Manoir de la Groye en vallée de Loire
Manoir de la Groye, Premier prix national VMF 2021 « rénovation contemporaine d’un jardin historique »
Restauration des jardins du Manoir de la Groye, jardin Renaissance classé MH
Maine-et-Loire, jardin laboratoire personnel
Etudes et travaux / projet réalisé / 2016-2022 / 5ha, 200.000€HT

Les Jardins du Manoir de la Groye, Saint-Saturnin-sur-Loire, par Jacqueline Raoul-Duval.
La voiture franchit la grille. S’engagea dans une allée étroite bordée de peupliers élancés, droits comme des colonnes ou des soldats de la garde, et devant lesquels poussaient à intervalles réguliers des bouquets de longues lianes souples qui ondulaient tels des éventails, ou des plumets. Le contraste des forces et des fragilités, des formes et des couleurs, du vert le plus dru au vert le plus pâle, l’ombre et la fraicheur et l’intimité de cette allée constituaient un prologue qui nous souhaitait la bienvenue de la plus délicieuse manière.
Au tournant, apparut la cour d’honneur. Inondée de soleil et vibrant de mille couleurs. Deux bâtiments en vis-à-vis. Le manoir du XVIe siècle, avec loggia et escalier incurvé, façon florentine, et les dépendances bordées, presque masquées par une large haie d’hortensias géants; leurs grosses têtes, d’un rose très vif et sûr de lui, contaient fleurette à des roses blanches épanouies qui à profusion dévalaient du toit.
Le long mur qui nous faisait face était recouvert de deux glycines, l’une bleue de Chine, l’autre blanche du Japon. Et partout dans cette cour carrée s’élevait une multitude de pots en terre, en pierre, en métal d’où jaillissaient des plantes aquatiques, des fleurs, des couleurs, elles ajoutaient une note de fraicheur. Une ode à la joie. Sous un ciel d’été et une brise aérienne.

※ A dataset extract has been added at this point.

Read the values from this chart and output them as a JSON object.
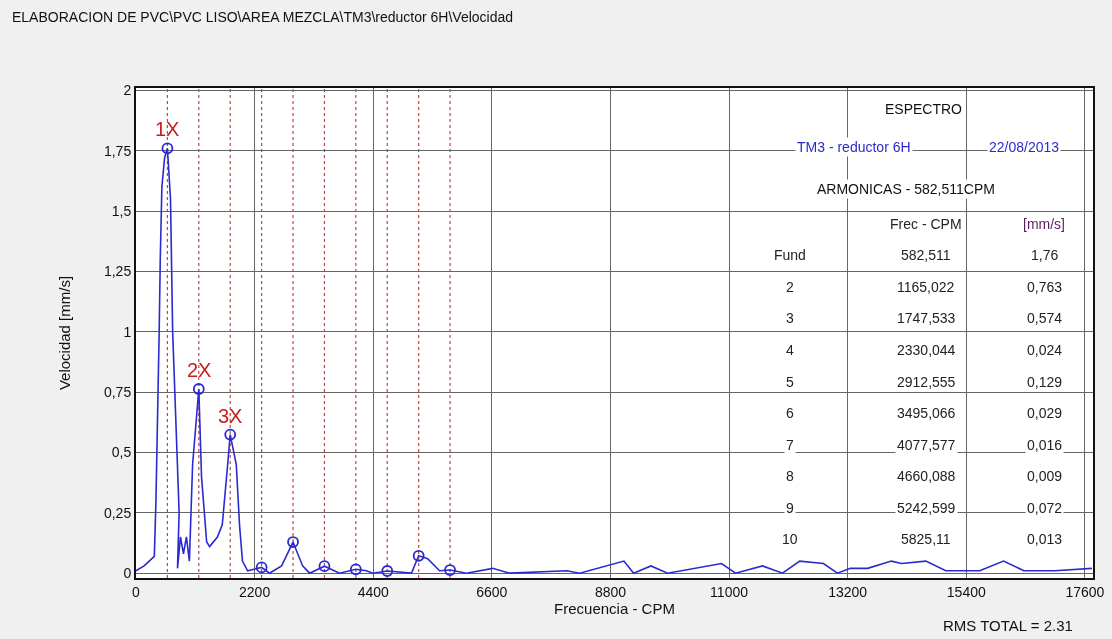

A gauche, quelques marches discrètes menaient à l’arboretum (je découvrais ce mot). Plusieurs mètres plus haut, c’est un tout autre décor, l’horizon s’est largement ouvert. Une colline grimpe à gauche, couronnée d’une extraordinaire et imprenable falaise végétale : des conifères en rangs très serrés, d’une verticalité et d’une hauteur surprenantes arrêtent en plein ciel la course du vent.
A droite s’étend une clairière, suivie d’une deuxième, puis d’une troisième clairière. L’œil s’égard et se régale et découvre un jardin à la française, des lignes horizontales ponctuées par des ifs taillés en boules, en cubes, en cônes. Surprise! La pergola qui longe ce jardin de géomètre surplombe d’un côté la piscine bordée d’un potager, et de l’autre, une très vaste prairie qui court jusqu’aux bords de la Loire, très en contre-bas, très loin. En fait, on chemine sur la muraille d’enceinte du manoir. Sur cette prairie qui blondit doucement, on ne sait qui, un cultivateur mystique, des Martiens? ont dessiné de grands cercles d’où partent des rayons, et ces signes mystérieux, cosmiques, nous rappellent que le monde est un village.
A l’égal de l’écrivain, du peintre ou du sculpteur, le paysagiste du manoir de La Groye, Renaud Paque, construit une œuvre qui déroule une histoire, une histoire vivante inscrite dans le temps, et en perpétuel devenir. Il construit un théâtre où naissent, grandissent, fleurissent, se marient les fleurs et les arbres venus des plus lointaines forêts de notre planète, des érables du fleuve Amour, des cèdres de l’Himalaya, des lauriers du Portugal, des copalmes d’Amérique, des parroties, des tulipiers, des sycomores et des muriers noirs, des eucalyptus et des robiniers dorés, des bouleaux, des frênes, des arbousiers et des platanes. Et il y ajoute à pleines mains nos rhododendrons et nos hydrangeas, et nos rosiers grimpants et nos clématites et nos pâquerettes. Et surtout, il crée des perspectives, des paysages aussi différents que possible, calmes, accidentés, plats, en relief, romantiques ou dépouillés, j’en ai compté huit et c’est je crois ces huit tableaux qui m’ont raconté l’histoire qu’il a lentement mûrie et qu’il continuera d’écrire et de ciseler au fil des travaux et des jours.
C’était le samedi 24 juin 2017, le ciel de l’Anjou était sereinement bleu, l’air circulait d’un bosquet à l’autre, glissait le long des pentes, se chargeait de parfums, nous fêtions les cinquante ans d’un ami artiste, esthète, breton. Et d’une essence rare.